An organizer without an organization is a fish out of water, drowning on the shore.

debating the issues during the Q&A with the organizers -- pick best
debating the issues during the Q&A with the organizers

Mamas, Don’t Let Your Organizers Grow Up to be Developers

Cowboy BuilderWaveland    The activist and academically oriented quarterly journal, Social Policy, trades out subscriptions with a publication called Shelterforce, which, as the name indicates, specializes in housing related issues. A random email called “rooflines” that I get from time to time featured their best articles of the year.   Scrolling through, one piece caught my eye because the title was “Mamas, Don’t Let Your Organizers Grow Up to be Developers,” a play on the great Willie Nelson song cautioning mothers to not let their children grow up to be cowboys.  To have a housing development publication running an article cautioning community organizers to not become developers was bound to be something special, and the fact that it was written by John Emmeus Davis, a career developer and housing policy expert based in Vermont with a long history of projects and teaching behind him was intriguing as well.  What’s up with all of this?

Luckily for me Davis gets to the heart of his argument right from the get-go:

When a community-based developer of affordable housing incorporates community organizing into its programmatic repertoire, there is almost always added value—for the persons housed, for residents of the area served, for the organization itself.

The reverse is less often true.

Community organizers rarely become better at cultivating collective power and agitating for social change when they leave the streets, exchanging ball caps for hard hats. Not only do they stop doing what they do best; they start doing something that takes everyone a terribly long time to do well.
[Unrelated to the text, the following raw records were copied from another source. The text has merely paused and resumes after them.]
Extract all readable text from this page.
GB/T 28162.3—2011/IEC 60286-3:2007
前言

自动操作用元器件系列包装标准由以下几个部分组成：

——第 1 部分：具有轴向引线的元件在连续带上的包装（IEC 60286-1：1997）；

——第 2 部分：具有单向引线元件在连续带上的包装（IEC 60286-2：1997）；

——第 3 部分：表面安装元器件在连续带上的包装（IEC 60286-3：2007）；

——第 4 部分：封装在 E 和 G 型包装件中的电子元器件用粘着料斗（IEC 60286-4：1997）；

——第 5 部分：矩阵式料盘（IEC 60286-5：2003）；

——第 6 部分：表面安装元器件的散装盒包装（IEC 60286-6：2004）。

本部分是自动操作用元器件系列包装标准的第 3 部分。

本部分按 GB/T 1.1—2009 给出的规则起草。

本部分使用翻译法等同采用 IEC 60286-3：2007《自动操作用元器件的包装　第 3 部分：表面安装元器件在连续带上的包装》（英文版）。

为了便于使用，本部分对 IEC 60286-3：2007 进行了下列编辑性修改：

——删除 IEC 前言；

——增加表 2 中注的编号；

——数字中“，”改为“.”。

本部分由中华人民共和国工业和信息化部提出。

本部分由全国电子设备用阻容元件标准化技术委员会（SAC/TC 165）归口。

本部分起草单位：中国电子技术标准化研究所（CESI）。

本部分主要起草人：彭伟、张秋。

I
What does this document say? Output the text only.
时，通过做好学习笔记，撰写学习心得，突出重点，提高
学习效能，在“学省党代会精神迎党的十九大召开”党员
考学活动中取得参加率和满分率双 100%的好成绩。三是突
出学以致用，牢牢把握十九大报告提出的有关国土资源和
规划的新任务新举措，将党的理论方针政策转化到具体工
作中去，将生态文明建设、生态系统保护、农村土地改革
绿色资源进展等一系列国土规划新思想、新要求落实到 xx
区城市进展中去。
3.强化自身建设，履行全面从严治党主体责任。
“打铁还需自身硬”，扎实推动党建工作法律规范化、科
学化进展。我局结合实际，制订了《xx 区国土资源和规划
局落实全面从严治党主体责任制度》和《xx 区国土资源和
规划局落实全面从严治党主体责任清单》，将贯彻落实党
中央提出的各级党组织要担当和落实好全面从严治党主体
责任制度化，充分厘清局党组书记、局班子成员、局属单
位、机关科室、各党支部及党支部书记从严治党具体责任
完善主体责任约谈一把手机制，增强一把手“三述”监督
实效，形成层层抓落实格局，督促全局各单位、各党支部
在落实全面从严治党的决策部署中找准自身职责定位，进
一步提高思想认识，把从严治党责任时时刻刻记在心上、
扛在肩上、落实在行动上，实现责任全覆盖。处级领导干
Wow!  Talk about hitting the nail on the head.  Davis is clear throughout the piece that in his field of housing development, the addition of experienced and skilled community organizers is a huge benefit, but he
is equally clear that community organizing rarely gets much of anything in return and in fact is more likely the loser in the tradeoff.  His argument reminds me of the answers we often used to give when outsiders
would ask us if we ever hired ACORN leaders to be ACORN organizers.  We would answer factually that, “yes, we did,” but we would be equally frank that it was easier for us to hire and develop a good organizer
than to find and develop a great leader, so in some cases we resisted the transition unless the leader or member insisted.

Davis understands he’s arguing the righteous truth but is doing so against the grain, but charges forward in the midst of the contradiction.

I can’t help feeling a sense of loss. It leaves a hole in the political landscape every time another group of hard-riding cowboys (or kick-ass cowgirls) settles down after years of punching out politicians, bureaucrats, bankers, and speculators without having to worry about permits, grants, credits, loans, or donations being withheld from projects they are planning to build. With a whisper of apology to Willie Nelson, a silly ditty plays silently in my head:

Mamas don’t let your cowboys grow up to be builders
Don’t let em pluck spreadsheets and beg for old bucks
Make em play guitars, stage protests, and such

Okay, my feelings are definitely confused. If nonprofit developers become more accountable to the people and places they serve when they begin acting more like organizers—listening, engaging, recruiting,
educating, advocating—perhaps community organizers become more strategic and effective when they begin casting their campaigns and framing their demands with an eye toward supporting development they
plan to do.

What he leaves unspoken is the question of resources and the role it plays in driving these cowboys off the right ranch.  Community organizations and their organizing staffs desperate for resources frequently decide to till another field hoping to grow money trees there when support for community organizing is so fallow.In a conversation in France not along ago about a different topic, I answered that the book that really needed to be written was the history of community organizing told through the lens of how it had been driven and adapted to resource problems and opportunities.

Regardless, today, we’ll just thank Davis for singing our song.